En sus escenarios de cordilleras, cóndores y volcanes, lo majestuoso y lo horrorífico se confunden. Ojeda cuenta historias en base a una de las inquietudes o de los miedos más comunes: la presencia material de la violencia que permea el libro con un gota a gota constante. Pero hay que abrir en abanico ese vocablo para ver de cuántas cosas habla. En ese sentido, uno de los relatos más claros y crudos —aunque tiene menos rojo sangre que el resto— es “Soroche”. Cuatro mujeres viajan a la cordillera para “ayudar” a una de ellas a superar un episodio traumático; las espera el soroche, el apunamiento, el mal de altura. Ojeda maneja el proverbial ejercicio del punto de vista y cada una cuenta desde su voz. Pero lo crujiente y doloroso, más allá de las grietas de la “amistad”, es el relato del trauma. La violencia es el filmar y difundir un acto sexual en el que una mujer que se sabe fea se sintió sexy. En “Cabeza voladora” lo es el filicidio brutal y el juego posterior con el cuerpo. Transmitir, exactamente como lo hace Ojeda, esos dramas de consecuencias (im) previsibles, es abrir la puerta al horror que se ceba en la vulnerabilidad de la carne y del espíritu.

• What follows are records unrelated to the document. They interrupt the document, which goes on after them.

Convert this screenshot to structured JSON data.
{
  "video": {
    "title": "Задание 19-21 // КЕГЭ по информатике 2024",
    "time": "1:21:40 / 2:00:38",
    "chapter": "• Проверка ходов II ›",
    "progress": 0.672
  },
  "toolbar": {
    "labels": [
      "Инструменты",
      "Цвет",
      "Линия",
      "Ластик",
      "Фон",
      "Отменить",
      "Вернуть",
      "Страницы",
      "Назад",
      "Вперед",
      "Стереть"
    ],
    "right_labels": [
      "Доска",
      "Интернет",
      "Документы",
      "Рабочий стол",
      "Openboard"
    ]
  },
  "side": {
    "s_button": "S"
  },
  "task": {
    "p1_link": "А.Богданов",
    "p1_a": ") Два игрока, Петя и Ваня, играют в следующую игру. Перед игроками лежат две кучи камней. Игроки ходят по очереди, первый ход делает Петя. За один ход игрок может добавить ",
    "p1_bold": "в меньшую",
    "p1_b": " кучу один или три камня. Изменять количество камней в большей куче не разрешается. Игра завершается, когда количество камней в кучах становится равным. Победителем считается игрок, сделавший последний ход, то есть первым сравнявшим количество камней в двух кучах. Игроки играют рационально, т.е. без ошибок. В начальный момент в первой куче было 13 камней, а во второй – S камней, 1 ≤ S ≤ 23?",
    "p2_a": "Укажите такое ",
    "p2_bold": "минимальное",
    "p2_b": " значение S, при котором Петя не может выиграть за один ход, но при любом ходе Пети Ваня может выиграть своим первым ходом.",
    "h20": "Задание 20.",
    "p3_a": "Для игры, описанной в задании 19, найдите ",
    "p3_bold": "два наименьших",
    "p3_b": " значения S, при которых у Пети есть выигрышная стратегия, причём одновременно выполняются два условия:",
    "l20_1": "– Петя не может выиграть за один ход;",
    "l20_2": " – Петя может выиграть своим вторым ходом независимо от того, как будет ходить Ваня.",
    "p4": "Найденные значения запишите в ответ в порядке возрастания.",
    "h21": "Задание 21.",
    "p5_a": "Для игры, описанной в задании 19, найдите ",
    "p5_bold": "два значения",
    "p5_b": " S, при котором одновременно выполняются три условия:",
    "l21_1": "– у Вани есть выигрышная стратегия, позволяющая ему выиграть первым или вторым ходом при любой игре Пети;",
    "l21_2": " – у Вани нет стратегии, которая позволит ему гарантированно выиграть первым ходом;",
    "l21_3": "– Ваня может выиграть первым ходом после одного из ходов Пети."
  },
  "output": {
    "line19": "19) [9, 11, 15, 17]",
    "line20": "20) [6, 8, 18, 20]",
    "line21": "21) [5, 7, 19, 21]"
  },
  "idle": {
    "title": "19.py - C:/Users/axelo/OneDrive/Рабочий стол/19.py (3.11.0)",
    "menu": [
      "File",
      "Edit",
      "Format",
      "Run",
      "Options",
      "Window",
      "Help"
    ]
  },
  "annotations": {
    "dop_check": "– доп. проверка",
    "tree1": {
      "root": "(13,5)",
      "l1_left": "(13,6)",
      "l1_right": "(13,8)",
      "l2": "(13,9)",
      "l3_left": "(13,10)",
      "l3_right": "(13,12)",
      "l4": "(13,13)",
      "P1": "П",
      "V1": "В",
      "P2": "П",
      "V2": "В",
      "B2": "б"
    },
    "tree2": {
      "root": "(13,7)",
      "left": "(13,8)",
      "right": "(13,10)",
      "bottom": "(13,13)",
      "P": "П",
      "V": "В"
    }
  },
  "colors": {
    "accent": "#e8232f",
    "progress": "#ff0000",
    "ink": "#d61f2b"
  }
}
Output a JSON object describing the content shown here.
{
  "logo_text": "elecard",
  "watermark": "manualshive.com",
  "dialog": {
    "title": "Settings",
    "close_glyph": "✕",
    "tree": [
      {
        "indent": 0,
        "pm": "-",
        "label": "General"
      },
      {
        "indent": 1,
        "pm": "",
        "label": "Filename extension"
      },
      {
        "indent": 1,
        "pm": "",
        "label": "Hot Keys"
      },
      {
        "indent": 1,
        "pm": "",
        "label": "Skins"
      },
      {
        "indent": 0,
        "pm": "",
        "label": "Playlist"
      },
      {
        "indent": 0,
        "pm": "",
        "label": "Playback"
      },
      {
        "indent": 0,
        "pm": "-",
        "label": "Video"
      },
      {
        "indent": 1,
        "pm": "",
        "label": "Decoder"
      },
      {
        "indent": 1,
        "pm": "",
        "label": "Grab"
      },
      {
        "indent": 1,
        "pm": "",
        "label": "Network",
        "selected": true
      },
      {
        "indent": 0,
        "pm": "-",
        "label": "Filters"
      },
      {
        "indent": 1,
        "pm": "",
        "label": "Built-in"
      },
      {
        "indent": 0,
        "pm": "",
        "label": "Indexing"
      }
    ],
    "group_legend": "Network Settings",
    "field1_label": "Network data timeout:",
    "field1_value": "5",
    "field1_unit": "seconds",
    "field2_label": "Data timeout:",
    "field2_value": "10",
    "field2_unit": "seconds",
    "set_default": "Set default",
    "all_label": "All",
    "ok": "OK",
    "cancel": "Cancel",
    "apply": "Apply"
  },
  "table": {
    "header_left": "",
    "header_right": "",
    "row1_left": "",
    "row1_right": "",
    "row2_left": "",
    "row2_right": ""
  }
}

Es, literalmente, abrir la puerta a lo monstruoso que acecha. Cómo escribir de eso sin caer en lo ya visto, sin contar de nuevo otra historia de dolor, es lo que Ojeda resuelve por la vía de un lenguaje poético y quirúrgico (o forense, por la exposición del cuerpo y el sobrevuelo de lo mortuorio siempre), y de historias ancladas en mitos andinos, símbolos, brujería. Cuando uno de sus narradores dice “Esta historia es un conjuro” está diciendo una creencia que vale para toda literatura. Creemos —los escritores, los lectores— que la ficción puede revertir, modificar, detener, eternizar. Quizá por un instante, humano o cósmico, puede.
LAS VOLADORAS, de Mónica Ojeda. Páginas de espuma, 2024. Madrid, 121 págs.